Besides the pompous memorial, there are scant traces of the intervention left in Vladivostok. No public commemorations of the dramatic events a century ago are planned this year.

In the city museum, a single display case is dedicated to the foreign intervention, including a grenade, leg shackles and folded U.S., British and Japanese flags. The accompanying text says the Americans, like the Japanese, were involved in bloody reprisals against the local population and looted gold, fish, furs and timber worth hundreds of millions of rubles.

“There are stories about American atrocities, but I haven’t found any in the primary sources. Those stories usually come much later,” said Behringer, who spent half a year researching in Vladivostok’s archives. “You hear about Americans getting into a fight in a bar and killing someone — but nothing on a massive scale.”

Despite negative memories of the U.S. intervention, Vladivostok has always been open to American influence since its founding in 1860. The city’s main street, which U.S. troops can be seen marching down in old photographs, was originally called Amerikanskaya ulitsa, or American Street.

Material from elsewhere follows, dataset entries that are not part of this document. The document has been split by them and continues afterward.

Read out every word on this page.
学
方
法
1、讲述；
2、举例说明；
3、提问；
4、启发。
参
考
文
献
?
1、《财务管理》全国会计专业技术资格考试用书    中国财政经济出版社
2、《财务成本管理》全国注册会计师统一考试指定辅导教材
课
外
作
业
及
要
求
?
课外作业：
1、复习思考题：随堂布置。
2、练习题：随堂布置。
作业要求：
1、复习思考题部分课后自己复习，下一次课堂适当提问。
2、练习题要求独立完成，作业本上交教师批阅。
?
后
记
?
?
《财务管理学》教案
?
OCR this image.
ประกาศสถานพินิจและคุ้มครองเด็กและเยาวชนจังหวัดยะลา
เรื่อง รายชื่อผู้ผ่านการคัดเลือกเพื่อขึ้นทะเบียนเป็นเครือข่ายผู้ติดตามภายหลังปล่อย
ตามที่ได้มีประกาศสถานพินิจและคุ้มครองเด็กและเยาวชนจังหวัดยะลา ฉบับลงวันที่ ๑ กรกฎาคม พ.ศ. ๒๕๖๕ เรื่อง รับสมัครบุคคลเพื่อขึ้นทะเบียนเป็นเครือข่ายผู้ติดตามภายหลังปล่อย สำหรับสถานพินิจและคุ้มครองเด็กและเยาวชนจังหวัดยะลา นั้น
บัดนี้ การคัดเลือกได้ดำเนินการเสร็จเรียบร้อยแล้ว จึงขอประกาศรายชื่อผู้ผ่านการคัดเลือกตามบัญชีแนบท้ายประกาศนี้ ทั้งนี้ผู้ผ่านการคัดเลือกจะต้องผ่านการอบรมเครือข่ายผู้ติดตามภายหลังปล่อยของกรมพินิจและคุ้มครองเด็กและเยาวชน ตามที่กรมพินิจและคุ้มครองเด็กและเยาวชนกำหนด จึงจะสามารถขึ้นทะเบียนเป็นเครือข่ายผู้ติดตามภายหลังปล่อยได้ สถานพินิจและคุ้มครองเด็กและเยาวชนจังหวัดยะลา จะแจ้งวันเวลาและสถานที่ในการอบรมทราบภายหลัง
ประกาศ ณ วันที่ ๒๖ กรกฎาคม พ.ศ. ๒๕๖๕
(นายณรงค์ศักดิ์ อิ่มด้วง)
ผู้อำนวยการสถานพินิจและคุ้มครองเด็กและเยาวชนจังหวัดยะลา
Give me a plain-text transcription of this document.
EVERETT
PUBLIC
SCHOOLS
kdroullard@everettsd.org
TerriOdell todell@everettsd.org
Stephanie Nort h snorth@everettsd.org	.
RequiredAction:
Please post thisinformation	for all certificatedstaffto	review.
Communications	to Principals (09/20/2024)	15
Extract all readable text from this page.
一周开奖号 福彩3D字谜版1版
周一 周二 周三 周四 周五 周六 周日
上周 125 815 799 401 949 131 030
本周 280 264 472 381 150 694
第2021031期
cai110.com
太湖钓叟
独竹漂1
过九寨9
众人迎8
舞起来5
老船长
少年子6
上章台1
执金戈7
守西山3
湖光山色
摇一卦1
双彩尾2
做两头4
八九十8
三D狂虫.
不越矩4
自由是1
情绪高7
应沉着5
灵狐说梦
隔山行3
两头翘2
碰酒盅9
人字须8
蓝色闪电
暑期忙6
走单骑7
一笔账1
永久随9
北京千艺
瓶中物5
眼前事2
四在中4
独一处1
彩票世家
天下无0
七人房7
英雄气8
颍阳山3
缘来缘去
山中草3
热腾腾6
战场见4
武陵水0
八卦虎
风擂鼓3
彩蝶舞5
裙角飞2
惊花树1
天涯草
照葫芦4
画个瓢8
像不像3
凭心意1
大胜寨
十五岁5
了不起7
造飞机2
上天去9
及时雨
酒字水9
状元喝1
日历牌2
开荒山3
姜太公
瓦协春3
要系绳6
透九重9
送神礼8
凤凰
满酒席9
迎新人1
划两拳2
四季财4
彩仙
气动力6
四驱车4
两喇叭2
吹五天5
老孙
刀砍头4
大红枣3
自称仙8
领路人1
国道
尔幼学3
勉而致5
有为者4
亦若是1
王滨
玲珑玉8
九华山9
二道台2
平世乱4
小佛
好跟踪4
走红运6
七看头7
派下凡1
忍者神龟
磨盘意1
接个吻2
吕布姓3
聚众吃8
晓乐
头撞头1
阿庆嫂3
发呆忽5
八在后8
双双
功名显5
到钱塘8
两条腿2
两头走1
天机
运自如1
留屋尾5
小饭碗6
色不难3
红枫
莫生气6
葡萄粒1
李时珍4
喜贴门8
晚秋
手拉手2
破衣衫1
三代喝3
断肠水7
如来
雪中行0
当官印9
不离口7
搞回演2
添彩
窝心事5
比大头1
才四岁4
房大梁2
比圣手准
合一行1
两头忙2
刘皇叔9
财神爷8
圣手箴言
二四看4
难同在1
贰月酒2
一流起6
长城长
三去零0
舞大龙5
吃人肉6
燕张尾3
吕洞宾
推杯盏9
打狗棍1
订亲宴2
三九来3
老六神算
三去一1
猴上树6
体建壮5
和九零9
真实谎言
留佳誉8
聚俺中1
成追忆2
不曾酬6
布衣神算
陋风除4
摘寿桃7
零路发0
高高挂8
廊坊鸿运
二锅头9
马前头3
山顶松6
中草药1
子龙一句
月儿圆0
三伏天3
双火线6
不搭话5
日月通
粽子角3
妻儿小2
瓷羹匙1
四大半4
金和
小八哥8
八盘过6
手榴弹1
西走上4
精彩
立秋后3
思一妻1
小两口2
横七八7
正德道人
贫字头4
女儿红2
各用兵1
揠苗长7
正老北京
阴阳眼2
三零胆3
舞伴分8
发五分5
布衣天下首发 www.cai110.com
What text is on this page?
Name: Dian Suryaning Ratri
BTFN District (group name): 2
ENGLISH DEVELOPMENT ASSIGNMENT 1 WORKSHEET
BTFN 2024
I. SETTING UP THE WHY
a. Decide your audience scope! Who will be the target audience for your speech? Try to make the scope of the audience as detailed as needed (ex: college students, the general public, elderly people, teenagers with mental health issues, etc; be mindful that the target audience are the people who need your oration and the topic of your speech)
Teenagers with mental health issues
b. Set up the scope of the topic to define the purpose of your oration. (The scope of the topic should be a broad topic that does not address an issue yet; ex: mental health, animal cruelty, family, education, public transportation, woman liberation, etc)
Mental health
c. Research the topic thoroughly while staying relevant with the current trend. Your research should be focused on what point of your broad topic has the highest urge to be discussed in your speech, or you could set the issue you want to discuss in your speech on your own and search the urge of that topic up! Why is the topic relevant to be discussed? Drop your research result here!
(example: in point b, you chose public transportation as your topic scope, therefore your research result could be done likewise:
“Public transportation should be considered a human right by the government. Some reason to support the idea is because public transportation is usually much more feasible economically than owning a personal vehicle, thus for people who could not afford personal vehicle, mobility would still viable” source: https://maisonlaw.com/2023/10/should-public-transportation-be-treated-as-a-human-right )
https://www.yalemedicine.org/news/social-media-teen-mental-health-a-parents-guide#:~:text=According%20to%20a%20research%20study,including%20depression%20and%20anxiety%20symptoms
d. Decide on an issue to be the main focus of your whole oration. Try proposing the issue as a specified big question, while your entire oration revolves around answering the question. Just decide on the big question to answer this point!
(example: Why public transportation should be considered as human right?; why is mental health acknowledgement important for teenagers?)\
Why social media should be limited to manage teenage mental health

The United States had a trade mission dating back to Vladivostok’s earliest days, and today the city is home to an American consulate.

There is even a statue of Eleanor Pray, an American who lived with her merchant husband in Vladivostok at the turn of the last century. Her letters home over a 36-year period were published in 2013.

Buyakov says Russia’s understanding of the U.S. intervention has become more nuanced since the collapse of the Soviet Union in 1991 and the exchange of scholarship with American colleagues since.

The bigger historical picture is also important, he says.

“Vladivostok served not only as a gateway for the so-called interventionists but later allowed for the delivery of U.S. military assistance that helped the Soviet Union defeat Nazi Germany,” Buyakov said.

He knows that from a first-hand source: During World War II, Buyakov’s father was the radio officer on a Soviet ship that ferried American weapons from San Francisco to Vladivostok.